Wiesbaden. Die 54. bundesweite Sternsingeraktion steht unter dem Motto „Klopft an Türen und pocht auf Rechte“ und setzt sich vor allem für die Rechte von Kindern ein.

Der Ministerpräsident lobte das Engagement der Sternsinger, die aus Wetzlar (Bistum Limburg), Hilders (Bistum Fulda) und Lorsch (Bistum Mainz) kamen. Es sei wichtig, sich nicht nur mit sich selbst, zu beschäftigen, sondern an die Menschen in anderen, ärmeren Teilen der Welt zu denken. Die Frage von Kinderrechten „ist und bleibt aktuell“.

Er sei selbst vor vielen Jahren in Nicaragua gewesen zu Regierungszeiten der linksgerichteten Sandinisten, berichtete Bouffier. Es habe ihn sehr beeindruckt, wie sehr die Menschen in Nicaragua in ihrem katholischen Glauben verwurzelt seien. Er habe damals in der Hauptstadt Managua Kardinal Miguel Obando y Bravo getroffen. Der Kirchenführer gilt als scharfer Kritiker der rechten wie linken Regierungen in dem armen mittelamerikanischen Land.

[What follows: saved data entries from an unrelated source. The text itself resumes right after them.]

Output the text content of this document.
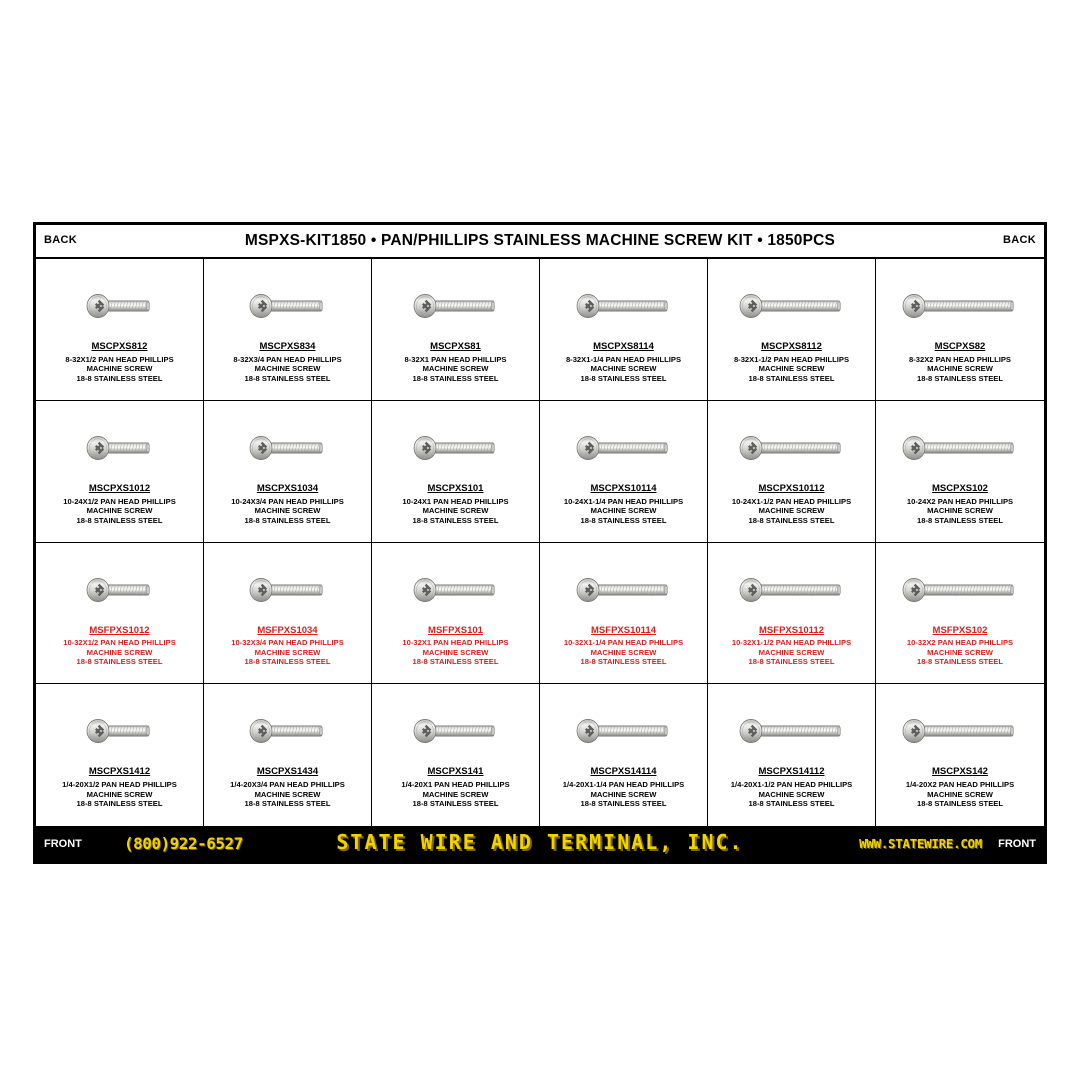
BACK	MSPXS-KIT1850 • PAN/PHILLIPS STAINLESS MACHINE SCREW KIT • 1850PCS	BACK
MSCPXS812
8-32X1/2 PAN HEAD PHILLIPS
MACHINE SCREW
18-8 STAINLESS STEEL
MSCPXS834
8-32X3/4 PAN HEAD PHILLIPS
MACHINE SCREW
18-8 STAINLESS STEEL
MSCPXS81
8-32X1 PAN HEAD PHILLIPS
MACHINE SCREW
18-8 STAINLESS STEEL
MSCPXS8114
8-32X1-1/4 PAN HEAD PHILLIPS
MACHINE SCREW
18-8 STAINLESS STEEL
MSCPXS8112
8-32X1-1/2 PAN HEAD PHILLIPS
MACHINE SCREW
18-8 STAINLESS STEEL
MSCPXS82
8-32X2 PAN HEAD PHILLIPS
MACHINE SCREW
18-8 STAINLESS STEEL
MSCPXS1012
10-24X1/2 PAN HEAD PHILLIPS
MACHINE SCREW
18-8 STAINLESS STEEL
MSCPXS1034
10-24X3/4 PAN HEAD PHILLIPS
MACHINE SCREW
18-8 STAINLESS STEEL
MSCPXS101
10-24X1 PAN HEAD PHILLIPS
MACHINE SCREW
18-8 STAINLESS STEEL
MSCPXS10114
10-24X1-1/4 PAN HEAD PHILLIPS
MACHINE SCREW
18-8 STAINLESS STEEL
MSCPXS10112
10-24X1-1/2 PAN HEAD PHILLIPS
MACHINE SCREW
18-8 STAINLESS STEEL
MSCPXS102
10-24X2 PAN HEAD PHILLIPS
MACHINE SCREW
18-8 STAINLESS STEEL
MSFPXS1012
10-32X1/2 PAN HEAD PHILLIPS
MACHINE SCREW
18-8 STAINLESS STEEL
MSFPXS1034
10-32X3/4 PAN HEAD PHILLIPS
MACHINE SCREW
18-8 STAINLESS STEEL
MSFPXS101
10-32X1 PAN HEAD PHILLIPS
MACHINE SCREW
18-8 STAINLESS STEEL
MSFPXS10114
10-32X1-1/4 PAN HEAD PHILLIPS
MACHINE SCREW
18-8 STAINLESS STEEL
MSFPXS10112
10-32X1-1/2 PAN HEAD PHILLIPS
MACHINE SCREW
18-8 STAINLESS STEEL
MSFPXS102
10-32X2 PAN HEAD PHILLIPS
MACHINE SCREW
18-8 STAINLESS STEEL
MSCPXS1412
1/4-20X1/2 PAN HEAD PHILLIPS
MACHINE SCREW
18-8 STAINLESS STEEL
MSCPXS1434
1/4-20X3/4 PAN HEAD PHILLIPS
MACHINE SCREW
18-8 STAINLESS STEEL
MSCPXS141
1/4-20X1 PAN HEAD PHILLIPS
MACHINE SCREW
18-8 STAINLESS STEEL
MSCPXS14114
1/4-20X1-1/4 PAN HEAD PHILLIPS
MACHINE SCREW
18-8 STAINLESS STEEL
MSCPXS14112
1/4-20X1-1/2 PAN HEAD PHILLIPS
MACHINE SCREW
18-8 STAINLESS STEEL
MSCPXS142
1/4-20X2 PAN HEAD PHILLIPS
MACHINE SCREW
18-8 STAINLESS STEEL
FRONT	(800)922-6527	STATE WIRE AND TERMINAL, INC.	WWW.STATEWIRE.COM FRONT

Am Eingang zur Staatskanzlei in Wiesbaden brachten die Sternsinger den traditionellen Segensspruch C + M + B (Christus mansionem benedicat - Christus segne dieses Haus) und die Jahreszahl 2012 an. Bouffier dankte den Sängern: “Es ist eine schöne Tradition, dass wir das Jahr mit Kindern beginnen.“ Im vergangenen Jahr hatten die katholischen Sternsinger bundesweit etwa 42 Millionen Euro gesammelt.